By this juncture in the story, the four of us were entrenched in adulthood. Firmly entrenched, in fact. The last vestiges of youth had long ago been torn away by mortgages and marriages. Chas and Stuart had become professional musicians, and as such, found themselves at some point on tour in—I believe—Spain. Spain or France or some such European place with beaches, and during a period of respite from their orchestral duties, the boys were wandering along a beach discussing blues music. Now, I have never understood why they were discussing the blues under such circumstances (said circumstances would have included, would they not, bared breasts?), but they were. Chas and Stuart were bemoaning the fact that they no longer played the blues, that there was no outlet for this proclivity. Orchestral bass players like nothing better than slapping away on a electric bass—which, if nothing else, is a lot less physical labour—and Stuart, in addition to his accomplishments on the trumpet, had taught himself to play the guitar (like Mike Bloomfield) and the harmonica (like the great Bunky Butterfield himself). The two decided they would get together and “jam,” a word I have put in poncey quotation marks so that I can discuss it for a little bit.

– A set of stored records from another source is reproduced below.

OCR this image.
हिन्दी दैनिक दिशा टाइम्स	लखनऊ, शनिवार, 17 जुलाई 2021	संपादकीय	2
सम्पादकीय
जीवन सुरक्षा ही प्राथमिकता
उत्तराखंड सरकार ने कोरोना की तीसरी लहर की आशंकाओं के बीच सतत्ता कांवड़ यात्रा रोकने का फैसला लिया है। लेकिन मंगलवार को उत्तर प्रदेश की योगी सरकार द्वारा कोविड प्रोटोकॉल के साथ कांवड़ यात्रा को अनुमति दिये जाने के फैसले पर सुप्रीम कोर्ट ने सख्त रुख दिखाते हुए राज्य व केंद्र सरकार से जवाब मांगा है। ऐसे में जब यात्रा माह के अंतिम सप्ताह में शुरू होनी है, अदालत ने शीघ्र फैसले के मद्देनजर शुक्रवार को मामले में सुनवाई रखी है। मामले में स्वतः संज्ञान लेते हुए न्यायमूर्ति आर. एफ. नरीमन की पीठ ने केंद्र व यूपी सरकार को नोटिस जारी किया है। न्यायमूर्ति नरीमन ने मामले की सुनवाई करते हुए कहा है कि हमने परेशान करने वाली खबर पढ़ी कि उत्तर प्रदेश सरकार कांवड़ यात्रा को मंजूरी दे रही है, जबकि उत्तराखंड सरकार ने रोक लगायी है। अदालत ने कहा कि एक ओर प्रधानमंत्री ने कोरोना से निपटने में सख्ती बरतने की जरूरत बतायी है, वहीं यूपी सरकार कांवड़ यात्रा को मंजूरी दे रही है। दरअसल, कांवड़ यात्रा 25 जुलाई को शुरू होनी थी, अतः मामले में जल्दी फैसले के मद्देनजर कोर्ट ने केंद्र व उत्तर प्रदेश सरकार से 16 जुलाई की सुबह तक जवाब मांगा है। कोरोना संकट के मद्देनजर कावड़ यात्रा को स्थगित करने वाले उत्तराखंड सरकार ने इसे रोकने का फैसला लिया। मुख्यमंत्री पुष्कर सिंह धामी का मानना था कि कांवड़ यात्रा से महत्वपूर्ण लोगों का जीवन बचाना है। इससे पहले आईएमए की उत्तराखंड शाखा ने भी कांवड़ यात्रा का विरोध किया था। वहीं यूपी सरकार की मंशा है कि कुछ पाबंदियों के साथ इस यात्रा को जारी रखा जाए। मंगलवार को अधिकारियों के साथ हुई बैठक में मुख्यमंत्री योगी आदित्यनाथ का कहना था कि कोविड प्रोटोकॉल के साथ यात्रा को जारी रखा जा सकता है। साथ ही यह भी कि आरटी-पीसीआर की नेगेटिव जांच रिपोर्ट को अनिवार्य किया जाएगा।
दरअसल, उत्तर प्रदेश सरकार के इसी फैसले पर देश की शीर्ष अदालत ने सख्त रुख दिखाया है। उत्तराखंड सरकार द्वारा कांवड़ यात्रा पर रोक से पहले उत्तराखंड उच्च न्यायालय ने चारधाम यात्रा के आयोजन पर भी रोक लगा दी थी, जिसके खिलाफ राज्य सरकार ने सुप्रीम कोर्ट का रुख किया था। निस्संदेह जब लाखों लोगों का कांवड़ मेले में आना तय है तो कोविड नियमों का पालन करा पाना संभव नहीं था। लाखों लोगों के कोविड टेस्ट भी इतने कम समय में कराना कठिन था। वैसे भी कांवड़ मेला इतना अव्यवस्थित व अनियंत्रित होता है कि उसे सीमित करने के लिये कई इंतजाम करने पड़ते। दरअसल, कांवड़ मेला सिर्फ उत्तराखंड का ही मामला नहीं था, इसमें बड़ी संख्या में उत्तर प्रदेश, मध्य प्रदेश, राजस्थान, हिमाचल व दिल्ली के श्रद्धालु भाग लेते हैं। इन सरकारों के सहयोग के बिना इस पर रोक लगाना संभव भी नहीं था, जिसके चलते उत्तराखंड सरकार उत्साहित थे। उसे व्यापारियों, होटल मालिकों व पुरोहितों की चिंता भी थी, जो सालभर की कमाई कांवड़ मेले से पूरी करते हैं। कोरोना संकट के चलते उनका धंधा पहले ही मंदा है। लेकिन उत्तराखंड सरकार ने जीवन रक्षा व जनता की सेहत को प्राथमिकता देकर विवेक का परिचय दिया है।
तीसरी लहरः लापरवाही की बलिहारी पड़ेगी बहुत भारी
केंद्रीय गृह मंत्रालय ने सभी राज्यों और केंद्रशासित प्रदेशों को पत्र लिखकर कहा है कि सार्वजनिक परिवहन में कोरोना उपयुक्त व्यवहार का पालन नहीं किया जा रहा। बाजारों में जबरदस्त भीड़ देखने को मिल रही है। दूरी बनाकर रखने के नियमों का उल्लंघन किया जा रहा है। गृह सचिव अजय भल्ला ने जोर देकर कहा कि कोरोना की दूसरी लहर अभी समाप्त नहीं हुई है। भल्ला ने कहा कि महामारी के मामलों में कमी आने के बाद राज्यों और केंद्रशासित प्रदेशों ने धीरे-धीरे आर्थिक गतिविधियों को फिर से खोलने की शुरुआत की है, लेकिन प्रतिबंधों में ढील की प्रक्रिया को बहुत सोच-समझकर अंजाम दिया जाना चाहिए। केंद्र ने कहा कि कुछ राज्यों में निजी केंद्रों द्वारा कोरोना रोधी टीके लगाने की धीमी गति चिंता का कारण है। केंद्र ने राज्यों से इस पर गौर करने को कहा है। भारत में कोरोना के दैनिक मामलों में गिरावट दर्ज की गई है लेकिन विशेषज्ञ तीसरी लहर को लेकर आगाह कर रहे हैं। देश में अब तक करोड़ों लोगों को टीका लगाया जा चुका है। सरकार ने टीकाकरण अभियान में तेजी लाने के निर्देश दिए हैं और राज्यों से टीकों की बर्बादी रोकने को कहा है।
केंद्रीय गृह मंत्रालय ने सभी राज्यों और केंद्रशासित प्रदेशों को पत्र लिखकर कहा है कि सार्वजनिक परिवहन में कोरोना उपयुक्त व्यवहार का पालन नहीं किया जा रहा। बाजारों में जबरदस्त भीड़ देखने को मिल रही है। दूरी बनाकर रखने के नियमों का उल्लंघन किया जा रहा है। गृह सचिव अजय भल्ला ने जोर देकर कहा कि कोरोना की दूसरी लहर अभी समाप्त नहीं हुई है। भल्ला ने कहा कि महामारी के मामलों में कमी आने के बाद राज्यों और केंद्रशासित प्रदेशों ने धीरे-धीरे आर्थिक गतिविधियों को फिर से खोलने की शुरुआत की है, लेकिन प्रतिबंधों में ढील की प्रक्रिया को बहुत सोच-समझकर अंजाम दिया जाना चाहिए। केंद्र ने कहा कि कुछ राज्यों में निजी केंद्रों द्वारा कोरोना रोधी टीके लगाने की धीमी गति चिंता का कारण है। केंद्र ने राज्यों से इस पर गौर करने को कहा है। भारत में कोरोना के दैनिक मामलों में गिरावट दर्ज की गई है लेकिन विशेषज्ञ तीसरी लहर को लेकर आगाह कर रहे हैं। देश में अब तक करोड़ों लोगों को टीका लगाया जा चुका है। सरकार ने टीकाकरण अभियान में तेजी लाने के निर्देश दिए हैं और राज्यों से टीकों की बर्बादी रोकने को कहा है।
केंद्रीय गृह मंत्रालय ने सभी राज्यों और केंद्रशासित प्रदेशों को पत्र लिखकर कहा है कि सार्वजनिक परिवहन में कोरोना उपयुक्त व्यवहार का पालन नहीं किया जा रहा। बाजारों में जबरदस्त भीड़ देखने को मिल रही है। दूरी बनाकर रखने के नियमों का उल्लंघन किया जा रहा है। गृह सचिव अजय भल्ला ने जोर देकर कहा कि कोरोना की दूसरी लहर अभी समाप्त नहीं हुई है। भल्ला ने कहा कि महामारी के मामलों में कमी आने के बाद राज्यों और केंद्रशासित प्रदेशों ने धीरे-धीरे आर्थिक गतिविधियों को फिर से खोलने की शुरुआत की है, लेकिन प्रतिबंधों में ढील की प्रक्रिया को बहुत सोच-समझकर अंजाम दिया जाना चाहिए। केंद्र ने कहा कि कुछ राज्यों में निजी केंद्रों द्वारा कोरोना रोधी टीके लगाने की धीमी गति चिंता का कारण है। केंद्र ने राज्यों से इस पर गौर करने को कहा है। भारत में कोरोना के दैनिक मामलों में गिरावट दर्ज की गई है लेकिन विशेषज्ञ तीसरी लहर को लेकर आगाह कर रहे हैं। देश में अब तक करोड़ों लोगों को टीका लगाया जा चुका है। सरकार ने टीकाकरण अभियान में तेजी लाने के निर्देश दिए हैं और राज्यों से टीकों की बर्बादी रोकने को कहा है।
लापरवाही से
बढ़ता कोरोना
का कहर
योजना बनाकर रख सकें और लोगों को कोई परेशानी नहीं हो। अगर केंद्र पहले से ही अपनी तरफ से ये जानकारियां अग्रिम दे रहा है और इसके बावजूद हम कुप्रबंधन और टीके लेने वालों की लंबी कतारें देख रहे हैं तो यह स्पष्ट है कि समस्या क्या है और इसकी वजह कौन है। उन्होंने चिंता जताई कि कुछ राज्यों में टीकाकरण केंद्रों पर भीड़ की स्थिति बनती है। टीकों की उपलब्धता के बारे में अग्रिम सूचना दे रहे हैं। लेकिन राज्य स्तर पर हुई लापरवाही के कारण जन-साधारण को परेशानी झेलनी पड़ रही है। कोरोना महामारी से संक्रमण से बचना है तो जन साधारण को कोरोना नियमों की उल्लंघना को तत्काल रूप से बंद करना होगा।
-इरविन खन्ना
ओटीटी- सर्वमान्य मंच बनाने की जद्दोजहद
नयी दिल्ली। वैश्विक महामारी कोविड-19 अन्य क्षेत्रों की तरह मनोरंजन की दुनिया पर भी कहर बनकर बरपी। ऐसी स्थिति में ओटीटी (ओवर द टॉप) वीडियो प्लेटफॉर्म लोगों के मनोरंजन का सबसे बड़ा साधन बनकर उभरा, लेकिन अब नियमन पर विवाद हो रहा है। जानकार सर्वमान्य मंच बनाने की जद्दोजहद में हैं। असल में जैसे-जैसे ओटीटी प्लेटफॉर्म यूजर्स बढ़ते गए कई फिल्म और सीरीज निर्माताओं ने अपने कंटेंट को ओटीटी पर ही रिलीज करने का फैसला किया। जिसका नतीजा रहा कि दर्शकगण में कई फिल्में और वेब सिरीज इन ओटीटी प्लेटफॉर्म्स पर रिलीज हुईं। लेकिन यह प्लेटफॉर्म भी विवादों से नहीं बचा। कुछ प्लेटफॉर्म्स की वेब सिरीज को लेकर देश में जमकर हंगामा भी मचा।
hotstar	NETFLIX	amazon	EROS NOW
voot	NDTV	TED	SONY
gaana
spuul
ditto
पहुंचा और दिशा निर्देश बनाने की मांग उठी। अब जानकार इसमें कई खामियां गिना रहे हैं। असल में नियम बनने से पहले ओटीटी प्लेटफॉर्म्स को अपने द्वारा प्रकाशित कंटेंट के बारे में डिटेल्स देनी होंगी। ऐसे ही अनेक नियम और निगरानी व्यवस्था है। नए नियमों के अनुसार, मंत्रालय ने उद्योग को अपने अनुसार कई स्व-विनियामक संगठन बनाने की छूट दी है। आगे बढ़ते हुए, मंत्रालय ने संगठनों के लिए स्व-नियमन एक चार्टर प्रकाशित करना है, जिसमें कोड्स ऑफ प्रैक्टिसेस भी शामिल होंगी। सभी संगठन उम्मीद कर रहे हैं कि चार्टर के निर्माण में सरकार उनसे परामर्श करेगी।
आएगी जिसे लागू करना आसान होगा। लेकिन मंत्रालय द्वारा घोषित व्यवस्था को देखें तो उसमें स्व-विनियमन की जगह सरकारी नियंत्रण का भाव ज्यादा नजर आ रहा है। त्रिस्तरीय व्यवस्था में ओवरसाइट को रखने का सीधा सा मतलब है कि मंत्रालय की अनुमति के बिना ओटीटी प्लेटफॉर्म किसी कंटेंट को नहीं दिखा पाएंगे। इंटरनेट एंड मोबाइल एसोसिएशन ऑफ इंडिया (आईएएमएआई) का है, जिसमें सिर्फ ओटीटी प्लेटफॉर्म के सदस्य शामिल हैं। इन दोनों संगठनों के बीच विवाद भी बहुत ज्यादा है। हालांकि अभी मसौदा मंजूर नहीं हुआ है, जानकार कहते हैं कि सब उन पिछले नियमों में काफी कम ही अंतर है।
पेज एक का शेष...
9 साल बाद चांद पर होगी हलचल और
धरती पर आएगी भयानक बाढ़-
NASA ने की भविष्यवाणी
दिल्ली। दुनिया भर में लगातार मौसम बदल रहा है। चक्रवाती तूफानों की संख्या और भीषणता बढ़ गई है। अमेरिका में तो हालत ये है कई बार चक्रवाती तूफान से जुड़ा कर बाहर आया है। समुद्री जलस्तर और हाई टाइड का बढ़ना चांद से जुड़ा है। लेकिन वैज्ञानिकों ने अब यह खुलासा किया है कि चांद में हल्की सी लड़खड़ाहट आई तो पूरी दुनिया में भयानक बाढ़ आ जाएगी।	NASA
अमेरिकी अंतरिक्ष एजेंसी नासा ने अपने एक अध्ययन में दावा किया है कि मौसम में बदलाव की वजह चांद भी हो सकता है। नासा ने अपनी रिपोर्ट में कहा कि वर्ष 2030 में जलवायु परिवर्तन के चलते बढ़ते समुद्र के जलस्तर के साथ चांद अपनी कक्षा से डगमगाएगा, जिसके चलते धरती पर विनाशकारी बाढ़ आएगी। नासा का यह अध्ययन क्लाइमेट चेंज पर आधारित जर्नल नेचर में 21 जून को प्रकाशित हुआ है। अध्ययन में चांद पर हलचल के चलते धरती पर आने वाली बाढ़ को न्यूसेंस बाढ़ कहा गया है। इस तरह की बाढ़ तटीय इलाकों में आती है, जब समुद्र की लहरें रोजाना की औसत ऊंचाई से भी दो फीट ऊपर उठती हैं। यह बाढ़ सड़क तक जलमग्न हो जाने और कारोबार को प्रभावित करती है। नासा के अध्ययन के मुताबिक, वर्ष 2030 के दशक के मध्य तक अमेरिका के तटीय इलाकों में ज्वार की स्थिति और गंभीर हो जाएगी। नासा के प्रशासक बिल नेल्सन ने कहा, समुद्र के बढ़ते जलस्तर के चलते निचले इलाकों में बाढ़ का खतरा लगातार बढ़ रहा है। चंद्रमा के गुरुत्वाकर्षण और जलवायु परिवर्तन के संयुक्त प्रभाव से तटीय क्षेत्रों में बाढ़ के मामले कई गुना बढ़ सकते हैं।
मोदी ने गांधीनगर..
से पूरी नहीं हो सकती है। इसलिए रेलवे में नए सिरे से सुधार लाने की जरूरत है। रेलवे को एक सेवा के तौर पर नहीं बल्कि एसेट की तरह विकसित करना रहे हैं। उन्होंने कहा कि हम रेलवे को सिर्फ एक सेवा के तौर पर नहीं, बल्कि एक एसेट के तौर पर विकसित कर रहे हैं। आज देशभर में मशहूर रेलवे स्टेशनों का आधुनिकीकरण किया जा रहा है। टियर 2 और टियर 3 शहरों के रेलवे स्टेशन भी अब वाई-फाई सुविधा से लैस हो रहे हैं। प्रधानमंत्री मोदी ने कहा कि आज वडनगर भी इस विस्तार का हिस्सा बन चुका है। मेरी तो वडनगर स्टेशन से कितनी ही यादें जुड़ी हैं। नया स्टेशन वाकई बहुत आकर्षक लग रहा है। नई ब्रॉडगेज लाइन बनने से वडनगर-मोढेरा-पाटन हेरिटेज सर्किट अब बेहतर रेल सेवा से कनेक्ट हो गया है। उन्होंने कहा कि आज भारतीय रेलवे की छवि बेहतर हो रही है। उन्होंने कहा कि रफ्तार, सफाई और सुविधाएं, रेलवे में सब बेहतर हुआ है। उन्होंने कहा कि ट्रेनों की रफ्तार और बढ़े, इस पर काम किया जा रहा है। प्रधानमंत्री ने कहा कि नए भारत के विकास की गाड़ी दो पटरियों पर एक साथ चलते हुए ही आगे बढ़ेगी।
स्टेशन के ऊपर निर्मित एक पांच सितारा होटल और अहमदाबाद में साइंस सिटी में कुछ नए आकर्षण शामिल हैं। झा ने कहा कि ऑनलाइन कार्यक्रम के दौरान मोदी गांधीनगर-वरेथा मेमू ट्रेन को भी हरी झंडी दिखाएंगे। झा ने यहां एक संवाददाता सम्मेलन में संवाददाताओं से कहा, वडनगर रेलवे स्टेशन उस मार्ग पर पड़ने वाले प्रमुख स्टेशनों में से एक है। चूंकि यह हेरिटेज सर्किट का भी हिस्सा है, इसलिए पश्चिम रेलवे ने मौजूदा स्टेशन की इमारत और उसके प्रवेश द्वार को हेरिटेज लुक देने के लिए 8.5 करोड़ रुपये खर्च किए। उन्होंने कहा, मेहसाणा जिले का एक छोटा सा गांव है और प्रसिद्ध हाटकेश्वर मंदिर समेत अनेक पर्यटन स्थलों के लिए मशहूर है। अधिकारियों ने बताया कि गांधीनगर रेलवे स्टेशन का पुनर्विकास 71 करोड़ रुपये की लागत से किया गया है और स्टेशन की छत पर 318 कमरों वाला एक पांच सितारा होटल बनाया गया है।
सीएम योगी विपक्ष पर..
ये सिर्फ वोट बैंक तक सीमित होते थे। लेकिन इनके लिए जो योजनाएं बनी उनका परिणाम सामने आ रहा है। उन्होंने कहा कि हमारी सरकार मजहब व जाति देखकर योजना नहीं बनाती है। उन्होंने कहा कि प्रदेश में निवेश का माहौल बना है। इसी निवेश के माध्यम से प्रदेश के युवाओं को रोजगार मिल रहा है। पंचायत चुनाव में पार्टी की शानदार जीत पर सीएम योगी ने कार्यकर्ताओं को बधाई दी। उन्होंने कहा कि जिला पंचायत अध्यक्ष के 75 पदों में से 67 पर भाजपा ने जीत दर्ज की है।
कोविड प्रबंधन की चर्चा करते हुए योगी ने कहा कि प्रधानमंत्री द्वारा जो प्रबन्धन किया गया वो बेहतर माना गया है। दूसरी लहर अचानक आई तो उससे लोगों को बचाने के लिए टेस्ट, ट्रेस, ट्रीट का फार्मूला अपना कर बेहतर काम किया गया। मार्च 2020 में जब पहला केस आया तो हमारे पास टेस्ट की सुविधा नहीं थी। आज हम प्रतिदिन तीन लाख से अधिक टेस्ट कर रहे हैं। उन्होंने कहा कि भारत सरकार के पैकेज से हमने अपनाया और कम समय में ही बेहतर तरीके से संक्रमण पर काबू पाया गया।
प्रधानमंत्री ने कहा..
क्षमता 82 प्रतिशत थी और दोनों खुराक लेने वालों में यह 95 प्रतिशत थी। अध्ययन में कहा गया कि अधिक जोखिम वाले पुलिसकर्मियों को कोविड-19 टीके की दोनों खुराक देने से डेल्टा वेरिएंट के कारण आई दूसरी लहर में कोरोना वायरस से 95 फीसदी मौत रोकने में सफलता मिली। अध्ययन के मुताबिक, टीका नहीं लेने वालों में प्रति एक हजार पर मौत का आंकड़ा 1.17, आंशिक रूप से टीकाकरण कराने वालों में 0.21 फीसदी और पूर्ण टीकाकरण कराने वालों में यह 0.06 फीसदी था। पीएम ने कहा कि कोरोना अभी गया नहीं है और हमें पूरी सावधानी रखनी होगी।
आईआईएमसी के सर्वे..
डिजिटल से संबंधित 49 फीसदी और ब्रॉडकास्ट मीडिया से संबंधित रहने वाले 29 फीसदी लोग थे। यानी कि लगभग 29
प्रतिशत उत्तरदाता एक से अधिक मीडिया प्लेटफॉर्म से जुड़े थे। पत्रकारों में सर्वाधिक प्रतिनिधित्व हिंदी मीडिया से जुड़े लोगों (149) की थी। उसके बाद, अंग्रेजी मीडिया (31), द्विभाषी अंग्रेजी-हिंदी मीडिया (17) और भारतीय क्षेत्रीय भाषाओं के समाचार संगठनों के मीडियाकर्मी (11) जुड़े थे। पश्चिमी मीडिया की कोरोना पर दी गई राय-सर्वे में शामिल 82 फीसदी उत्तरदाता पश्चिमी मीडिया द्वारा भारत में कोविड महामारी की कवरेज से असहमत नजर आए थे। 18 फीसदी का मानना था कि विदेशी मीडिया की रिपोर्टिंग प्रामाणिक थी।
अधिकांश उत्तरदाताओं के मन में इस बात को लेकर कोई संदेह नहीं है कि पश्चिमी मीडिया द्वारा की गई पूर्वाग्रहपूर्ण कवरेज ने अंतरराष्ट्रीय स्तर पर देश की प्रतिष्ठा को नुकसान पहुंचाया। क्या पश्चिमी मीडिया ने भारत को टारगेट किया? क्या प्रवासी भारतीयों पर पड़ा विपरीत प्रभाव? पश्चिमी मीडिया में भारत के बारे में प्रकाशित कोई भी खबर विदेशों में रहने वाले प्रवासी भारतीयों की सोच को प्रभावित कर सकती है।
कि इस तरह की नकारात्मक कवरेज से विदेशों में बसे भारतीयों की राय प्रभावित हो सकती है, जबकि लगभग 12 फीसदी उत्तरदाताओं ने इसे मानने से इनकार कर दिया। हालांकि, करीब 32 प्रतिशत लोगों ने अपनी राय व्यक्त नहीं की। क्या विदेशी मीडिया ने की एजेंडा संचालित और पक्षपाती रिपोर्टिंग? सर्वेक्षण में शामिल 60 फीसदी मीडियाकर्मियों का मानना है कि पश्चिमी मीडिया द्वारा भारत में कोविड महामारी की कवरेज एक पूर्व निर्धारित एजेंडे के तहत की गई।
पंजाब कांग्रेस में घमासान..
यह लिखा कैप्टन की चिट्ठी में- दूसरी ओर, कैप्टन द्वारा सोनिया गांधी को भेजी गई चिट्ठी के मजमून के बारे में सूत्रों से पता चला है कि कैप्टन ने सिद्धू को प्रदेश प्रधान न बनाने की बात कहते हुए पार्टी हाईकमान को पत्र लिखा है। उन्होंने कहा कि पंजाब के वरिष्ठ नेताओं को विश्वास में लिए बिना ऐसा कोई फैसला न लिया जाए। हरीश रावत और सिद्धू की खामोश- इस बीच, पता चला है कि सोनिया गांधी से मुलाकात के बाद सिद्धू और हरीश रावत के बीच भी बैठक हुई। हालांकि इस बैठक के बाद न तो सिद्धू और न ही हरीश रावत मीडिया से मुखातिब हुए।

“Jamming” is what occurs when a bunch of musicians get together to play. It is not a rehearsal for an upcoming gig, and rarely is it a performance. (One could argue that most performances of jazz music are jam sessions, but, um, why not wait until I’m finished explaining before putting forth that argument?) In its truest sense, we’re discussing a one-off. The personnel are random, dictated by the Fates and the Muses acting in consort. There may be something resembling a standard line-up (bass, drums, keys, guitar), but nothing would prevent five tuba players from getting together to jam. (Nothing at the moment, that is; you might want to lobby your local Member of Parliament to see if he/she can’t introduce some sort of law.) Anyway, the line-up is assembled, or assembles itself, and then, usually, a song is played. Occasionally everyone just has at it. Purely improvised music does have a place in the world; it’s just that everyone hopes that place is far, far away from themselves. More often than not a song is suggested, so that the participants have a place to begin, a framework upon which to hang their ideas and inventions. Jazz musicians often look to the Great American Song Book, those classics that first saw the light of day on the Broadway stage or the Hollywood screen. “How about,” someone might suggest, “‘Somewhere over the Rainbow’?” And the others will nod, because the changes are well known. The song typically begins with a flat four minor seventh flattened fifth—oops, maybe the changes aren’t all that well known. They are, like those weird Beatles songs I could never figure out, sophisticated. (Now that I think of it, jazz ensembles often play Beatles tunes. Rarely do you hear them jamming on “Jumpin’ Jack Flash,” although I’m sure it has happened.) My point is, it’s part of a jazz guy’s job to know changes, the chords to all the classics and standards and a few hundred esoteric tunes.